On both visits, the service was friendly and attentive, though drinks from the bar took quite a while to arrive at our table on both occasions. We had to wait about 25 minutes for a table at both our weekday dinner visit and our weekend breakfast/lunch visit, so reservations are highly recommended (especially during busy times, like the gem shows). And don't try to call ahead and put your name on a waiting list—they don't have one unless you're there in-person.
Food at the Cup is tasty, well-presented, and unpretentious. The chimichurri squid ($9) and tomato bruschetta ($8) along with a few cocktails—the signature martini ($11) and the train stopper ($9)—started off the meal right, although I asked for my martini dirty and there wasn't a hint of olive juice to be found in it. The smoked chili aioli on the fried squid packed a deliciously spicy punch, and the tomato bruschetta was the perfect balance of sweetness and tanginess, featuring deliciously ripe tomatoes, lots of garlic and red onion, balsamic vinegar and basil—a standard flavor combination, but executed with precision.
Entrée choices are heavy on seafood, fish and vegetables in this particular iteration of the Cup's menu, but there are still plenty of delicious choices. The pan-roasted salmon ($21) with soft polenta and braised greens dotted with sweet oranges and pecans was excellent.

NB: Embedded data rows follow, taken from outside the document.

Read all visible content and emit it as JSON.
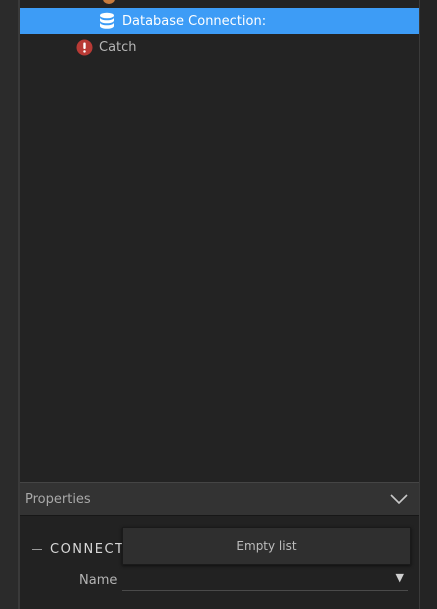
{
  "tree": {
    "items": [
      {
        "label": "Database Connection:",
        "icon": "database-icon",
        "selected": true
      },
      {
        "label": "Catch",
        "icon": "error-icon",
        "selected": false
      }
    ]
  },
  "properties": {
    "title": "Properties",
    "section_title": "CONNECT",
    "field_label": "Name",
    "field_value": "",
    "dropdown_message": "Empty list"
  },
  "colors": {
    "selection": "#3d9cf6",
    "error": "#c0392b",
    "background": "#232323"
  }
}
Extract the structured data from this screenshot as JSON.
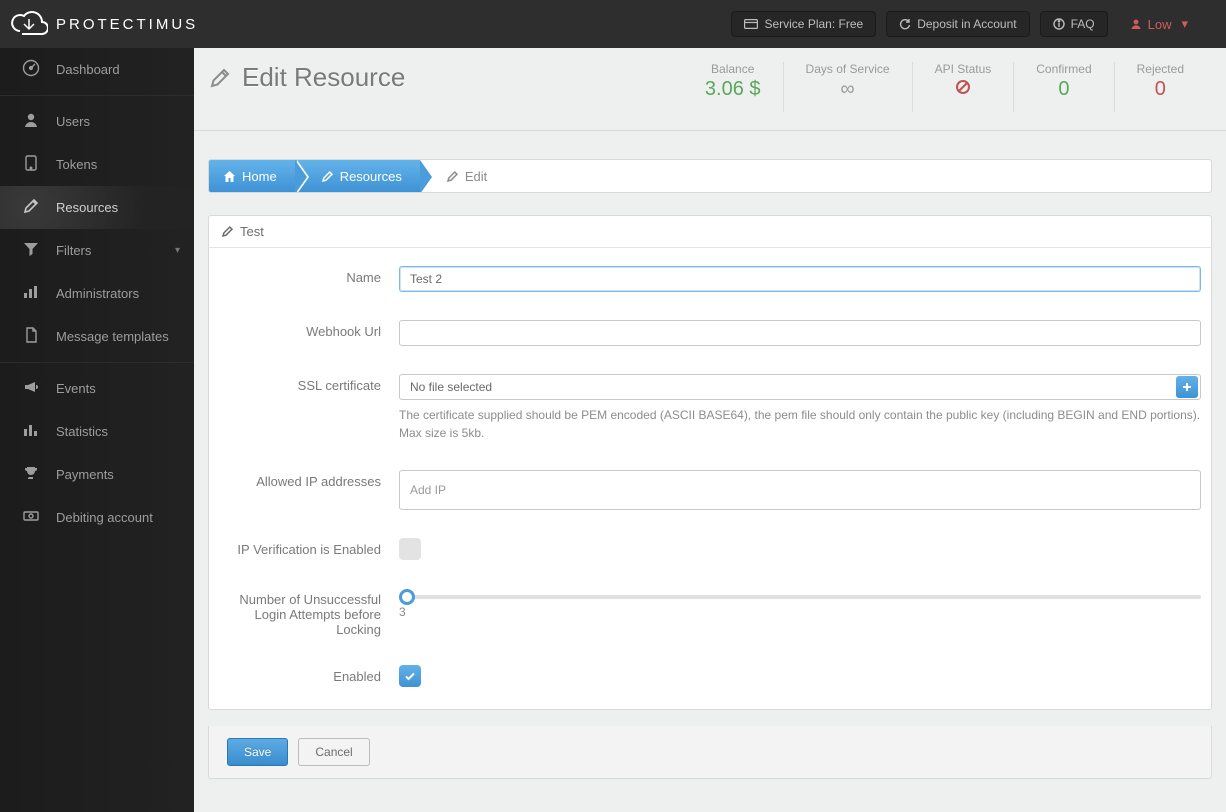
{
  "brand": "PROTECTIMUS",
  "topbar": {
    "service_plan": "Service Plan: Free",
    "deposit": "Deposit in Account",
    "faq": "FAQ",
    "user_level": "Low"
  },
  "sidebar": {
    "items": [
      {
        "label": "Dashboard"
      },
      {
        "label": "Users"
      },
      {
        "label": "Tokens"
      },
      {
        "label": "Resources"
      },
      {
        "label": "Filters"
      },
      {
        "label": "Administrators"
      },
      {
        "label": "Message templates"
      },
      {
        "label": "Events"
      },
      {
        "label": "Statistics"
      },
      {
        "label": "Payments"
      },
      {
        "label": "Debiting account"
      }
    ]
  },
  "page": {
    "title": "Edit Resource"
  },
  "stats": {
    "balance_label": "Balance",
    "balance_value": "3.06 $",
    "days_label": "Days of Service",
    "days_value": "∞",
    "api_label": "API Status",
    "confirmed_label": "Confirmed",
    "confirmed_value": "0",
    "rejected_label": "Rejected",
    "rejected_value": "0"
  },
  "breadcrumb": {
    "home": "Home",
    "resources": "Resources",
    "edit": "Edit"
  },
  "panel": {
    "header": "Test"
  },
  "form": {
    "name_label": "Name",
    "name_value": "Test 2",
    "webhook_label": "Webhook Url",
    "webhook_value": "",
    "ssl_label": "SSL certificate",
    "ssl_placeholder": "No file selected",
    "ssl_help": "The certificate supplied should be PEM encoded (ASCII BASE64), the pem file should only contain the public key (including BEGIN and END portions). Max size is 5kb.",
    "allowed_ip_label": "Allowed IP addresses",
    "allowed_ip_placeholder": "Add IP",
    "ip_verify_label": "IP Verification is Enabled",
    "attempts_label": "Number of Unsuccessful Login Attempts before Locking",
    "attempts_value": "3",
    "enabled_label": "Enabled"
  },
  "actions": {
    "save": "Save",
    "cancel": "Cancel"
  }
}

The fish was cooked to perfection, with a nice crispy skin, and the saltiness of the polenta was balanced by the bitterness of the greens and sweetness of the oranges and pecans. The pork chop ($18) was equally well prepared, but the flavors weren't quite as exciting. The apples, gingersnap cookie sauce and pork blended together nicely, but without any real standout flavor. The garlic mashed potatoes, however, were heavenly garlicky goodness.

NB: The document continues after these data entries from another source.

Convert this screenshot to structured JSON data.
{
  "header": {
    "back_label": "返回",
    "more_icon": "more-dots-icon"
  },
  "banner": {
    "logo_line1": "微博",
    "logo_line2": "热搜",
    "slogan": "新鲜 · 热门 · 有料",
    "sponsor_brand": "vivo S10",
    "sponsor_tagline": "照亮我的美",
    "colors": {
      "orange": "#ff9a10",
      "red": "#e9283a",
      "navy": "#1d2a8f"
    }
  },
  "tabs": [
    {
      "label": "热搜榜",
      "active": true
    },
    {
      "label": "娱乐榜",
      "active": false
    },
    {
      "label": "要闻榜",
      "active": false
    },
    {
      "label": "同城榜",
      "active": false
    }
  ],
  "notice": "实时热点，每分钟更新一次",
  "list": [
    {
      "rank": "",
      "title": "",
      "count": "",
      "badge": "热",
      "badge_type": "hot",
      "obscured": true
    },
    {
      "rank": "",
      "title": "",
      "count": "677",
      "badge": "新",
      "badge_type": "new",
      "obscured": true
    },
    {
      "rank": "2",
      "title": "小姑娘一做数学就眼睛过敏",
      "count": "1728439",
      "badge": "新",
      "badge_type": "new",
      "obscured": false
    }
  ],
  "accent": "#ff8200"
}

I've always been a breakfast lover, and the Cup has historically had one of the best breakfast spreads in Tucson. It was even featured on that horrible Rachael Ray $40 A Day Food Network show about 10 years ago (but I won't hold that against the lovely folks at the Cup ...). Anyway, the breakfast menu is good. Really, really good. I had a hell of a time choosing between the cast-iron baked eggs ($10) and the Braveheart breakfast sandwich ($11). I went with the eggs, but I'll be back to try the sandwich, which features smoked beef brisket on sourdough toast with grilled tomatoes, sautéed spinach, Gruyere cheese, poached eggs and sausage gravy. I'll just tell myself that the eggs were a healthier choice, however unlikely a story that is. Two perfectly runny poached eggs come out in a piping hot cast-iron pan, smothered in big chunks of salty ham, soft sautéed leeks, Gruyere and a whole bunch of cream. Messy, but absolutely fantastic. The potatoes that come with the breakfast entrees are addictive, salty, crispy potato bombs.

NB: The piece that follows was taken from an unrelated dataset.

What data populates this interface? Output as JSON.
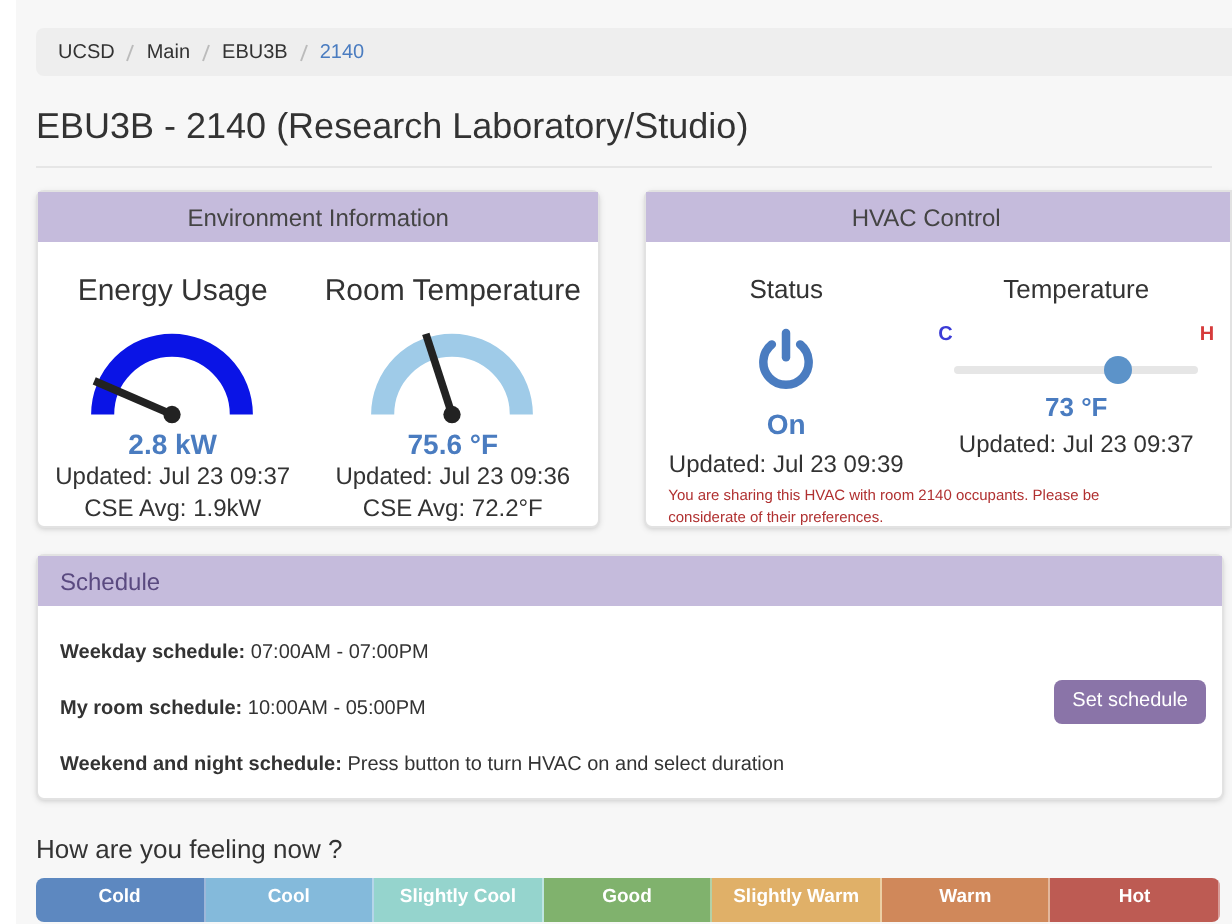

Ted isn't much of a breakfast guy, so we went after 11 a.m. so he could order from the lunch menu (breakfast is available until 4 p.m.). The Cup keeps it light at lunch, offering a nice selection of soups, salads and sandwiches (some of the choices are available during dinner as well). Ted decided on the Cherise sandwich ($12) and a Dave's Electric beer from Bisbee ($4.50 a pint or $5.25 for 20 ounces). The Cup has a nice selection of local brews, both on tap and in the bottle. The Cherise was sloppy and delightful. Smoked brisket, slaw with peppers, pickled onions and jack cheese are slathered with chimichurri and chipotle mayo, all stacked between two slices of marble rye, which could barely keep the contents together. The brisket was excellent, with just the right amount of smokiness, and the chimichurri, pickled onions and slaw cut through the fattiness of the brisket, cheese and mayo.
With all of the new downtown construction, new restaurants and the changing downtown scene, it's nice to see that a Tucson classic is adapting, alive and thriving, and maybe even better than ever. I do miss the Thompson Automatics from the old menu, though.